Efficacy and safety of second-line treatments in patients with advanced EGFR-mutated non-small cell lung cancer progressing on osimertinib without identified targetable resistance mechanism at progression.

[INTRODUCTION] Osimertinib is a 3rd generation EGFR tyrosine kinase inhibitor, given in 1st line of treatment in advanced EGFR-mutated non-small cell lung cancer (NSCLC). Platinum-doublet chemotherapy for relapsed patients was recommended in 2nd line treatment, until recently. The aim of this retrospective observational multicentric French study was to describe the efficacy of the 2nd line treatments given after progression on osimertinib, before the implementation of the new standard of care based on the results of the Mariposa 2 trial.

[METHODS] We included all consecutive patients with advanced EGFR-mutated NSCLC treated with osimertinib in 1st line, between March 2018 and March 2023. Then we described the efficacy of the 2nd line treatments received by patients in whom no targetable mechanism of resistance was identified at progression. Best overall response rate (ORR), real-world progression-free survival (rwPFS) and overall survival (OS) were collected.

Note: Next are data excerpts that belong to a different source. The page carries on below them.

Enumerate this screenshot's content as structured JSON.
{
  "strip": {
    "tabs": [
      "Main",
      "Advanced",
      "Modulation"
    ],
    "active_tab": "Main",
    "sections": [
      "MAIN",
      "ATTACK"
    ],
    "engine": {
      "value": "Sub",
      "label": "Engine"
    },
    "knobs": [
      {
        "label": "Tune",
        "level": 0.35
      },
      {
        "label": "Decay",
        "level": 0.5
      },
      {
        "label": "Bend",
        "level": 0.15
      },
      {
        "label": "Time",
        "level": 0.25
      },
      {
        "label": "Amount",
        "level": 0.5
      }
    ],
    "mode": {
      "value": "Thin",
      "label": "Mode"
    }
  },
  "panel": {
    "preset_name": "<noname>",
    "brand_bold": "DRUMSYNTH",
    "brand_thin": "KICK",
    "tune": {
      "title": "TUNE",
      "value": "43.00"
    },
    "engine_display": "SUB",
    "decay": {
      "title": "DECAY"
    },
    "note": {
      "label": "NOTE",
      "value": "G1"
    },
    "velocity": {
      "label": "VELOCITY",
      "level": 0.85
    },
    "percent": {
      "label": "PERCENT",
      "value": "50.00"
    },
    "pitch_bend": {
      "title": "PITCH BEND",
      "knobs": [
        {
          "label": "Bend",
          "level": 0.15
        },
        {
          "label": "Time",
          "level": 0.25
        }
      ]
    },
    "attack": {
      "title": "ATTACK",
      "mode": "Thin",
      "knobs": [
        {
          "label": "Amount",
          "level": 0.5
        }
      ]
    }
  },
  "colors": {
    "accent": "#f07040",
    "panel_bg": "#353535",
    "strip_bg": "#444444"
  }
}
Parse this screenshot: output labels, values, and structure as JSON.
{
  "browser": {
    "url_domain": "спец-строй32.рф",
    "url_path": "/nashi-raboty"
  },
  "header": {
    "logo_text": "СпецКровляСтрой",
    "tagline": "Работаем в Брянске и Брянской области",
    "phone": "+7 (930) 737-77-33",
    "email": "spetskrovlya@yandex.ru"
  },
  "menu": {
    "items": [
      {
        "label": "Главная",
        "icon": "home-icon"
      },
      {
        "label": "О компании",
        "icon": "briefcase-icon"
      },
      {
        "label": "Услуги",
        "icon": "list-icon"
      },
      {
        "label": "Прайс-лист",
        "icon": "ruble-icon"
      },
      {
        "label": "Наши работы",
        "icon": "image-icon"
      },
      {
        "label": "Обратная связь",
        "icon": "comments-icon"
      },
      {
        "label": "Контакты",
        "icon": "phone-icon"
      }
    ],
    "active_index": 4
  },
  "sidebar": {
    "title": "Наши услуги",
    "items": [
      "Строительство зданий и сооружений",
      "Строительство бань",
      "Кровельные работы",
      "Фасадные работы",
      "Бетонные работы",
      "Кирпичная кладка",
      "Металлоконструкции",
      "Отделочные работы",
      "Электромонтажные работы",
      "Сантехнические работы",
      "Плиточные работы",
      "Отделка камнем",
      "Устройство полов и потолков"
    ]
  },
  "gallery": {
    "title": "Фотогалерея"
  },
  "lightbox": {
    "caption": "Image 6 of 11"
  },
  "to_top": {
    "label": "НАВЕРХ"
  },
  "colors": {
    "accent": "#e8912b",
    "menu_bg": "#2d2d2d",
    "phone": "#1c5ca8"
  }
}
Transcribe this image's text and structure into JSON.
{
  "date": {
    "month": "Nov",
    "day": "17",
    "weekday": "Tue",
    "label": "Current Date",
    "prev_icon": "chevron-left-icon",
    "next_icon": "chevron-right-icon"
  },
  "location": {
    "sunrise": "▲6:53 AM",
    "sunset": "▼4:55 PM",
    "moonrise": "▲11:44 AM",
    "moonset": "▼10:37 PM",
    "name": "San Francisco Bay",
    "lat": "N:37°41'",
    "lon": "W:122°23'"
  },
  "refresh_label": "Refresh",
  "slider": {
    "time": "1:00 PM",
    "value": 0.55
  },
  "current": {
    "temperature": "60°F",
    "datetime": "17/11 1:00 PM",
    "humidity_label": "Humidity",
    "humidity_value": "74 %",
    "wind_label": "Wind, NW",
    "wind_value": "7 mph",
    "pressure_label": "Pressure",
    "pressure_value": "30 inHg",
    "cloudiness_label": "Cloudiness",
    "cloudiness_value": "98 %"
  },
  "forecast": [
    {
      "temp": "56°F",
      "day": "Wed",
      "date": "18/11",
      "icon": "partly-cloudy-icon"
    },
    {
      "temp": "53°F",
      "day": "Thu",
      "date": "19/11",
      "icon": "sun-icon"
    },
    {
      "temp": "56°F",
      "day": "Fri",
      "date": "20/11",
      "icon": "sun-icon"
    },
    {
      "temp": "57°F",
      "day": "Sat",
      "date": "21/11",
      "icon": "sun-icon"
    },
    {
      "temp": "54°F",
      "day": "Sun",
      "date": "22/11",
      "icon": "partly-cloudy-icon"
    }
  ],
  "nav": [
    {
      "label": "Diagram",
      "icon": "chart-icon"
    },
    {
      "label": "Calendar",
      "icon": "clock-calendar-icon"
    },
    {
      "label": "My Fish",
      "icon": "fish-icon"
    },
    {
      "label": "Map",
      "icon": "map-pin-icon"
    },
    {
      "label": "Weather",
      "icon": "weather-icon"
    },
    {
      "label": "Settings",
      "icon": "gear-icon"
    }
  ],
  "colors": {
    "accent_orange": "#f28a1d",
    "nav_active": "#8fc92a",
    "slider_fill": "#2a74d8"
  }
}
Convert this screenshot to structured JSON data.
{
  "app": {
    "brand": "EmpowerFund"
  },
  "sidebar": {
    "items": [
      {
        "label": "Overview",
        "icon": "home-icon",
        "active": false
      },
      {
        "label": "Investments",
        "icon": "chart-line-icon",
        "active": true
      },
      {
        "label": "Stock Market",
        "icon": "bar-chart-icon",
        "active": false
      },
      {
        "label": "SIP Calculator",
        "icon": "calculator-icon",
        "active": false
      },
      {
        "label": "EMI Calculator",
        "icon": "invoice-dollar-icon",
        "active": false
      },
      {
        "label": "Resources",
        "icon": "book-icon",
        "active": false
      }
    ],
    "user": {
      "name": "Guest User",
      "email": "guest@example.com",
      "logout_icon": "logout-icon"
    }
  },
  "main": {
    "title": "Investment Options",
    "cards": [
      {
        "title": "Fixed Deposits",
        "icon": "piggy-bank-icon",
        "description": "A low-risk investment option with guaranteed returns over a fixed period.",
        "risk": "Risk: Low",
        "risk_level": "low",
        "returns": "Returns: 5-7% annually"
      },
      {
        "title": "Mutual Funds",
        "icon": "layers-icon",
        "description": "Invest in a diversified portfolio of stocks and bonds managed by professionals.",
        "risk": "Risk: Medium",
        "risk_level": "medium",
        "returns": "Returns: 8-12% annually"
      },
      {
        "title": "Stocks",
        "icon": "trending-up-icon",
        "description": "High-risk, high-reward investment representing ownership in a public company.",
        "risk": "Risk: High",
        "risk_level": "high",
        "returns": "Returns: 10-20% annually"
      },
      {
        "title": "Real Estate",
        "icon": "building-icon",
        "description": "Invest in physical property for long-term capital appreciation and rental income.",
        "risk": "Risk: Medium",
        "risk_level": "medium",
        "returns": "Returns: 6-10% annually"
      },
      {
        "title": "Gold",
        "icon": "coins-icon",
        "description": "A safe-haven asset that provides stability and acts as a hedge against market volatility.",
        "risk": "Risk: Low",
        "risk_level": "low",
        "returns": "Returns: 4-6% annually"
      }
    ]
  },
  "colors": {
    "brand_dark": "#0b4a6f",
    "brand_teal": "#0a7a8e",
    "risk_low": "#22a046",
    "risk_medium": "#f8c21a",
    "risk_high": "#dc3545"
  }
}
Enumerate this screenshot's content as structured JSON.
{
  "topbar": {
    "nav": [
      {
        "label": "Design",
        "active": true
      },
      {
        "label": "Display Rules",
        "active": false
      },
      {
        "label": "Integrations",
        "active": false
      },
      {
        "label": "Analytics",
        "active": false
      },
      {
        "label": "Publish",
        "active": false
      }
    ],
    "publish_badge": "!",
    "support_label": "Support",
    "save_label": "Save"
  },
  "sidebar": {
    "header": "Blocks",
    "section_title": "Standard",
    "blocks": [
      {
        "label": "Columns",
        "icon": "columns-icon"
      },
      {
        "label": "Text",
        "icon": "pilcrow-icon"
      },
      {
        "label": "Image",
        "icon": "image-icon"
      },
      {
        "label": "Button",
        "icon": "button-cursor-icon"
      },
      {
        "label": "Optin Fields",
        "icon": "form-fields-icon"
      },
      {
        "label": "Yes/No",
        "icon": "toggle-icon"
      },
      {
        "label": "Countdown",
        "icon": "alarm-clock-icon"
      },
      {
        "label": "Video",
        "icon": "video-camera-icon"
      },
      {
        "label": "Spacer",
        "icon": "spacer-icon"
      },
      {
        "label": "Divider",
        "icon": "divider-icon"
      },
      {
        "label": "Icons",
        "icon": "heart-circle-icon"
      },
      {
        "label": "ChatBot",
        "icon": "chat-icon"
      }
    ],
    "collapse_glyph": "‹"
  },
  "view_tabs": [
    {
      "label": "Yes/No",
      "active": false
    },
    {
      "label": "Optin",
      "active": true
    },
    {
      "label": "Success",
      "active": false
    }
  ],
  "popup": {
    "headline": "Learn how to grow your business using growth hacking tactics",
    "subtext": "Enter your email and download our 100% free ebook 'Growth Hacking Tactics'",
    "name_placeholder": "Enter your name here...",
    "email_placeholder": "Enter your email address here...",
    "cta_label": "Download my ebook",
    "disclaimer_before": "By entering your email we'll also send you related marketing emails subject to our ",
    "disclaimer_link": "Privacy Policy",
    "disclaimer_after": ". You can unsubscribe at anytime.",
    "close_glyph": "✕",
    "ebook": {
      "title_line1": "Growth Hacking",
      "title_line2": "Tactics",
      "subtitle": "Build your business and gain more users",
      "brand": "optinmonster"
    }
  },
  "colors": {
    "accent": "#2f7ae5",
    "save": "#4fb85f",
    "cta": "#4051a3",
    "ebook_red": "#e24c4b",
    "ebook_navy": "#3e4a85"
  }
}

[RESULTS] Seventy-two patients were included. Among them, 38 received chemotherapy (CT) alone, 18, chemotherapy + bevacizumab (CB), 6, chemotherapy + osimertinib (CO), 4, chemotherapy + immunotherapy (CI), 4, chemotherapy + immunotherapy + bevacizumab (CIB) and 2, immunotherapy alone (IT). ORRs were CT=42%, CB=55. Median rwPFS were 5.8 months (95% CI 4.2-7.4) and 6.9 months (95% CI 4.5-9.2) for CT and CB respectively, and median OS 13.6 months (95% CI 11.1 - 16.1) and 15.0months (95% CI 11.1-18.9), for CT and CB respectively.

[CONCLUSION] 2nd line therapies received beyond osimertinib monotherapy in metastatic EGFR-mutated patients were mostly CT and CT + Bevacizumab. Recent studies have evaluated new molecules targeting the EGFR protein, offering new prospects for this group of patients.